News and Opinion from Sisters, Oregon

On the Quick Meal

Haste addles the brain. Haste introduces chaos to an orderly day.

Messages between mind and body become jumbled, twitchy, and both suffer the indignities of frenetic bumbling and the accompanying gross oversight.

I deplore haste. I feel that it impairs the more natural rhythmic quest for tranquility and contemplation that is our right and obligation, as humans, to pursue.

Haste is a consequence of overload. Life among avid, thankless, accurate, often heartless machines creates peculiar and complicated tensions which are, late in the day, then magnified by the strange dancing lessons of carting children and their friends, animals, equipment, toys, tricks, and the ensuing racket from place to place and back again.

Life is busy. We gain responsibilities with every social issue we apprehend. Some days are worse than others.

We cannot just flow along some times; we must consciously synchronize. We answer to schedules, expectations, hierarchy, leaky faucets, house plants, lists, appointments, deadlines, and in the process we forget that time is an idea in which we live and not the guiding force.

Perhaps the planet is shrinking.

In any case, I am not immune to frenzy.

In the name of haste, I have packed up every conceivable item necessary for a last minute outing and taken off without the baby. I have sewn the bottom of a good skirt together making myself a wool pillowcase. I have been thoroughly short-tempered. I have lost Camp Sherman entirely. I have knitted a blivet.

I have run out of gas, run over my purse, watered the laundry on the line, vacuumed up kindling, spilled raw milk in the car, and made coffee with no pot.

These little scenes from my life have similar conclusions. They have produced a mess and a rapidly deteriorating attitude.

A quick meal, under circumstances such as these, has not been carefully preplanned for glib assembly.

It is not boxed pasta and a little envelope of clever sauce purchased years ago for backpacking.

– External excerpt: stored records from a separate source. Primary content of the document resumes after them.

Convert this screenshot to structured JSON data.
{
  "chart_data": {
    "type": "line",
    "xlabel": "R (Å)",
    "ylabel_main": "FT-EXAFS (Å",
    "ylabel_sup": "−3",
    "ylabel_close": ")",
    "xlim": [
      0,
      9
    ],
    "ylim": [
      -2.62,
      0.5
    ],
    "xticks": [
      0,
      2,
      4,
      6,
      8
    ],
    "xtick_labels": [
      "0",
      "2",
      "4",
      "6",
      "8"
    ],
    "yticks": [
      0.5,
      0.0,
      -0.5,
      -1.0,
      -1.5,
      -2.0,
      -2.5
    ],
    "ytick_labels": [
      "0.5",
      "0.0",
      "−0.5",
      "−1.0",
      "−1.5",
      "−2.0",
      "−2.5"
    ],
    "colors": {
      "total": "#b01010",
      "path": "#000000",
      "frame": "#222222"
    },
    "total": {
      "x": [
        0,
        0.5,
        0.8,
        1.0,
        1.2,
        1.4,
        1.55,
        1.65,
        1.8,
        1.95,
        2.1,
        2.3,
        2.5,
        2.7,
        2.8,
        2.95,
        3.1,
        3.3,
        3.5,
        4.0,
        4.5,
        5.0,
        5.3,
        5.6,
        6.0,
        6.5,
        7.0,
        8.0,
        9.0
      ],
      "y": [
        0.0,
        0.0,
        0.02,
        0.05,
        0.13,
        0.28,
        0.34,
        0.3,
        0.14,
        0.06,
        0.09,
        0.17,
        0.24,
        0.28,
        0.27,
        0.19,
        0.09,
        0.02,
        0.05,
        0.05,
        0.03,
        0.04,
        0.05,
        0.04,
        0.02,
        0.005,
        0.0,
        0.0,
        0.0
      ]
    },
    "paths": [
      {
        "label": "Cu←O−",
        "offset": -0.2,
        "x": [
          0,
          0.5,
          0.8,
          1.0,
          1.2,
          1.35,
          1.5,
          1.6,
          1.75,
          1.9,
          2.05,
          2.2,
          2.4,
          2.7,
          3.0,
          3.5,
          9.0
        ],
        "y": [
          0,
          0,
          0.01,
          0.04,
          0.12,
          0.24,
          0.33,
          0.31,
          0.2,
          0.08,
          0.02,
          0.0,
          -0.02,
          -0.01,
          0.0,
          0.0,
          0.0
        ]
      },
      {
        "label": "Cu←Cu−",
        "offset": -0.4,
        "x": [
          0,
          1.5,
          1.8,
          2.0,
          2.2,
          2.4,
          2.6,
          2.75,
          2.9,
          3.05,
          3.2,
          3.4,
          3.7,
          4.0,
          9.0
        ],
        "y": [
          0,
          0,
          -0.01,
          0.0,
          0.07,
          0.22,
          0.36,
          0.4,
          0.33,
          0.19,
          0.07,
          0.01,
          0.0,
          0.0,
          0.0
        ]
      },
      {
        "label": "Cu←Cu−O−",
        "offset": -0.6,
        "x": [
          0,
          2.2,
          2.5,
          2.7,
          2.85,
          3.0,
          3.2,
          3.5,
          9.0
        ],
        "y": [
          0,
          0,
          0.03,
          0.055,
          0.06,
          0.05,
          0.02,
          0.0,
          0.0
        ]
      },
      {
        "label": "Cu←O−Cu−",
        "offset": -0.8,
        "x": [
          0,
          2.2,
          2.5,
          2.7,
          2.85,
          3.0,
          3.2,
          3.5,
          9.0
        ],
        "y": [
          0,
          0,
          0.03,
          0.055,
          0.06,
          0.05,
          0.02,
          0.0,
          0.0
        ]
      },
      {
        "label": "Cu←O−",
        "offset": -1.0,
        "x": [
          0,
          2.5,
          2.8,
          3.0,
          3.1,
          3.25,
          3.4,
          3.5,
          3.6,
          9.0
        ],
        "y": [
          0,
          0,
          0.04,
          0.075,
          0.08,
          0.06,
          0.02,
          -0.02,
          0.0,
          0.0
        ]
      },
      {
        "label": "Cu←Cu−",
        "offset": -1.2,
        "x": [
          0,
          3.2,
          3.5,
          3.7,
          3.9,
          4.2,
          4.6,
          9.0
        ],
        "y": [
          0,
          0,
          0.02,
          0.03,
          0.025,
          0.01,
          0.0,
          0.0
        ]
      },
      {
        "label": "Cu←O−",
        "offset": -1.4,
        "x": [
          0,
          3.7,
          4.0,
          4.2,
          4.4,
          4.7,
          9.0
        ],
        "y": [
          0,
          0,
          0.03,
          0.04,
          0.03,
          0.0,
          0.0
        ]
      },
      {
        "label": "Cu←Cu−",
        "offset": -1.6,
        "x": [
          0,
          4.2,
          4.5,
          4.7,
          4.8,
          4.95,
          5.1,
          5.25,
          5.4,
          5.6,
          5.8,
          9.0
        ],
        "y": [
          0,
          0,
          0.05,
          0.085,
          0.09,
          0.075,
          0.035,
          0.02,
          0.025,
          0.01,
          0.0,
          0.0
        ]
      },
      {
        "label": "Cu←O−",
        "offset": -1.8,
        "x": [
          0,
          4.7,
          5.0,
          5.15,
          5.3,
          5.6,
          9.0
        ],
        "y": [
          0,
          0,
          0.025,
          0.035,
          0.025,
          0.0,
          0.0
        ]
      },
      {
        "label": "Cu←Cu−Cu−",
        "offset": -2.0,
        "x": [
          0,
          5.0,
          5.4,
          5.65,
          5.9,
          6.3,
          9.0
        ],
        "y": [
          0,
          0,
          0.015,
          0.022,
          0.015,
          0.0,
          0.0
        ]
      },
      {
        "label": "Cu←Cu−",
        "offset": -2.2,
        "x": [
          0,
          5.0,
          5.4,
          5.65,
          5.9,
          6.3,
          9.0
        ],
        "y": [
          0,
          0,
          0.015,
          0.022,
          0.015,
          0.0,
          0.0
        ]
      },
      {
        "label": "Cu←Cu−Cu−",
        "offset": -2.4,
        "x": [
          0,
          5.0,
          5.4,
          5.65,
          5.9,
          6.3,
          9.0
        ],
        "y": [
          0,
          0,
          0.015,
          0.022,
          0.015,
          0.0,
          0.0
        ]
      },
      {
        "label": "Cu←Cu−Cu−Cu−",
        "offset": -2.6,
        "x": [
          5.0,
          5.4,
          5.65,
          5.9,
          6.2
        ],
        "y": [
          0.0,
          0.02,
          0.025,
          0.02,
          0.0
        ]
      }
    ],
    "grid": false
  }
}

It is probably not one of those nutritious meals we should have made weeks ago and put into the freezer in anticipation of just such an occasion.

We are beyond take-out here, too much in pieces for a restaurant, and we have discovered that fast food has been eating us.

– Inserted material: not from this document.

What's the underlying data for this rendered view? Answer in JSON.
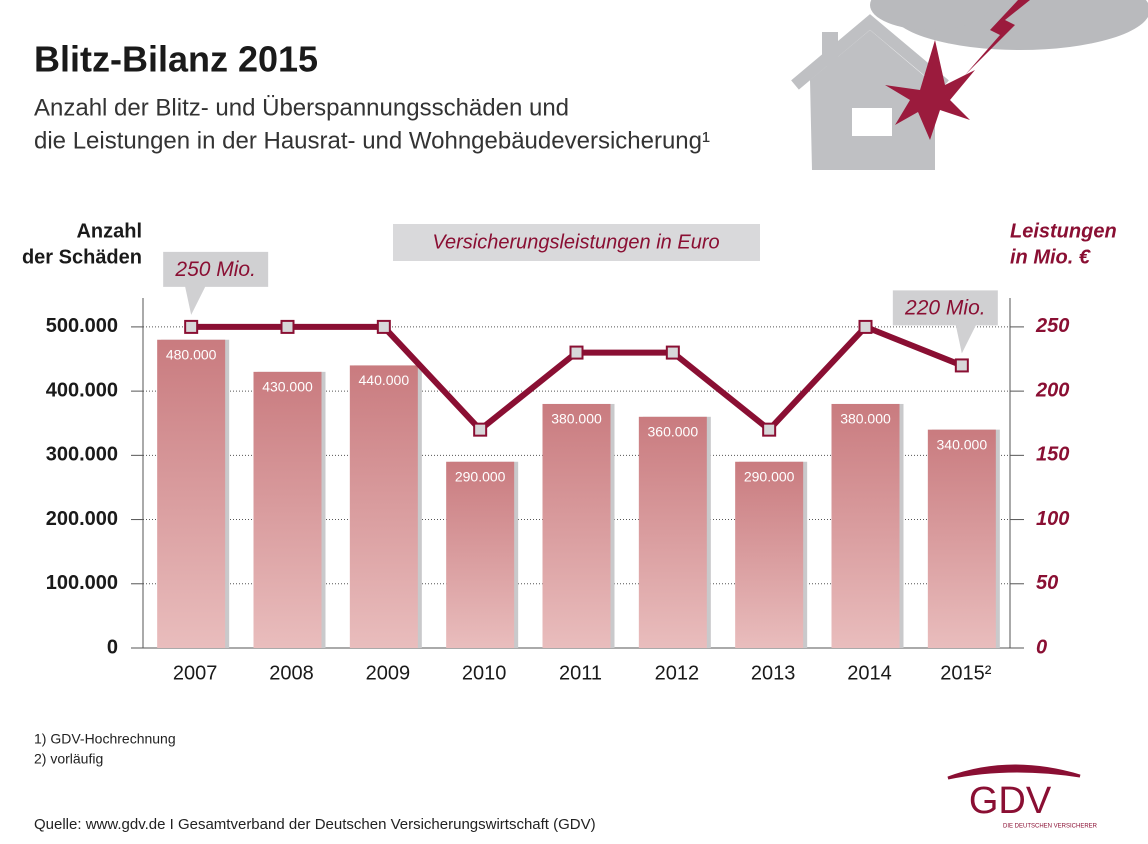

We are already home and hungry and surrounded by low-blood sugared individuals who are beginning to gnaw one another. We need comfort and appeasement and we need it to be forthcoming.

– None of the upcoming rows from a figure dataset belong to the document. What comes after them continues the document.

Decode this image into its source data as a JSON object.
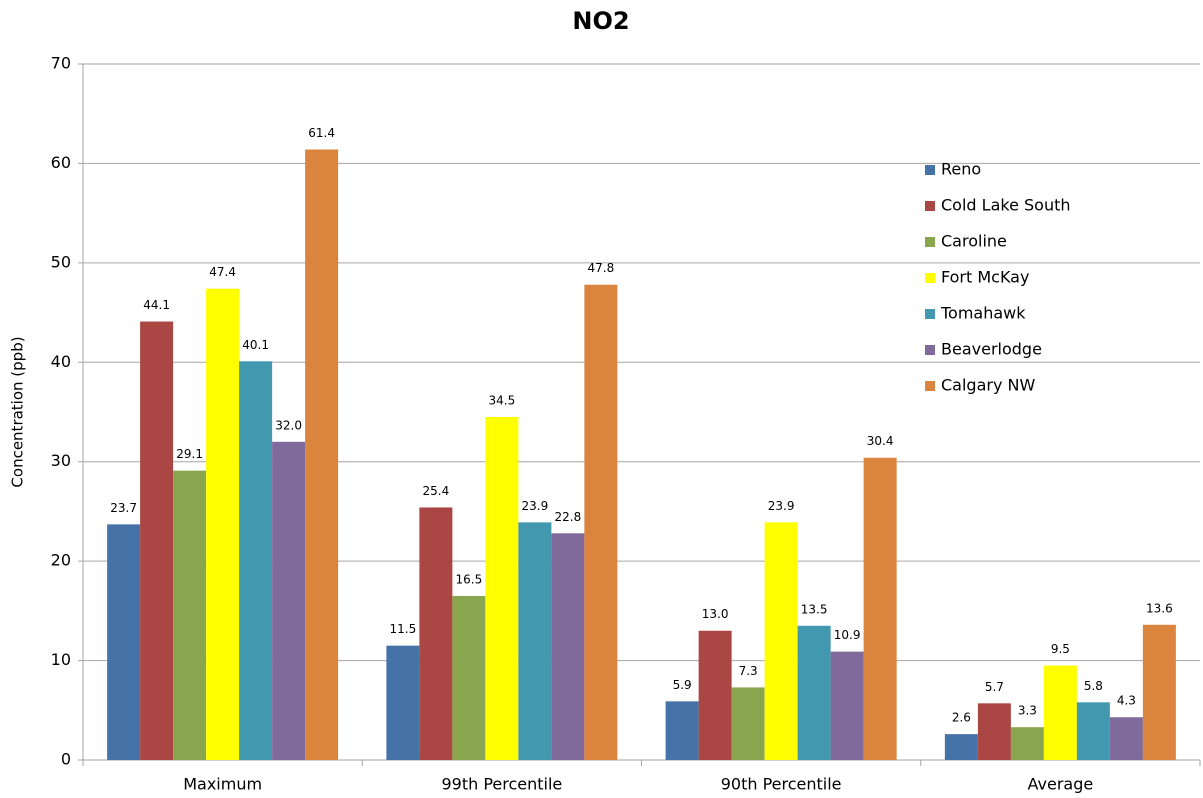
{
  "chart_data": {
    "type": "bar",
    "title": "NO2",
    "y_label": "Concentration (ppb)",
    "categories": [
      "Maximum",
      "99th Percentile",
      "90th Percentile",
      "Average"
    ],
    "series": [
      {
        "name": "Reno",
        "color": "#4572a7",
        "values": [
          23.7,
          11.5,
          5.9,
          2.6
        ],
        "value_labels": [
          "23.7",
          "11.5",
          "5.9",
          "2.6"
        ]
      },
      {
        "name": "Cold Lake South",
        "color": "#aa4643",
        "values": [
          44.1,
          25.4,
          13.0,
          5.7
        ],
        "value_labels": [
          "44.1",
          "25.4",
          "13.0",
          "5.7"
        ]
      },
      {
        "name": "Caroline",
        "color": "#89a54e",
        "values": [
          29.1,
          16.5,
          7.3,
          3.3
        ],
        "value_labels": [
          "29.1",
          "16.5",
          "7.3",
          "3.3"
        ]
      },
      {
        "name": "Fort McKay",
        "color": "#ffff00",
        "values": [
          47.4,
          34.5,
          23.9,
          9.5
        ],
        "value_labels": [
          "47.4",
          "34.5",
          "23.9",
          "9.5"
        ]
      },
      {
        "name": "Tomahawk",
        "color": "#4198af",
        "values": [
          40.1,
          23.9,
          13.5,
          5.8
        ],
        "value_labels": [
          "40.1",
          "23.9",
          "13.5",
          "5.8"
        ]
      },
      {
        "name": "Beaverlodge",
        "color": "#80699b",
        "values": [
          32.0,
          22.8,
          10.9,
          4.3
        ],
        "value_labels": [
          "32.0",
          "22.8",
          "10.9",
          "4.3"
        ]
      },
      {
        "name": "Calgary NW",
        "color": "#db843d",
        "values": [
          61.4,
          47.8,
          30.4,
          13.6
        ],
        "value_labels": [
          "61.4",
          "47.8",
          "30.4",
          "13.6"
        ]
      }
    ],
    "ylim": [
      0,
      70
    ],
    "yticks": [
      0,
      10,
      20,
      30,
      40,
      50,
      60,
      70
    ],
    "grid": true,
    "legend": "right"
  }
}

Stand back. Galloping out of the humblest pantry come the ingredients for Potato Latkes, your easy ticket to a moment of solace.

Peel and grate:

3 large baking potatoes

Press out the excess water thoroughly. Add:

1/2 onion, finely chopped.

2 large eggs, lightly beaten

1 tsp salt

3 Tbsp cracker meal or fine dry bread crumbs

black pepper to taste

Mix these all together, adding more bread crumbs if you need to, to make a dry-ish mix.

Heat a large, heavy skillet and melt some butter in it, about 11/2 Tbsp. Add an equal amount of salad oil. There should be about 1/8" of melted fat in the skillet.

Drop the pancake batter in by heaping spoonfuls and flatten slightly with the back of the spoon. Turn when golden and both sides are crisp and inviting.

Remove to drain on a clean brown bag and serve very hot with:

sour cream or yogurt

applesauce

Or try Corn Lightning Soup. If you have not managed to buy 4-5 ears of corn on the way home, you can use fresh frozen.

Start out by sautéing in about 2 Tbsp. butter:

1/2 C. onion

Add a bit of sweet pepper, red or green, celery, whatever you feel like and find in the vegetable drawer.

When the vegetables are tender but not soft, add the corn, cut from the ears, and toss it lightly into the sauteed vegetables. Add chopped fresh parsley if you have it, and a teaspoon of dill weed.

Now open a can of good quality cream-style corn and add it and enough milk to make a chowder, thick and homey; bring up the flavors with salt and black pepper to taste.

Serve it nice and hot with fresh tomatoes and crackers, and relax, let peace descend upon the multitudes. Make your private resolutions. Tomorrow will be better.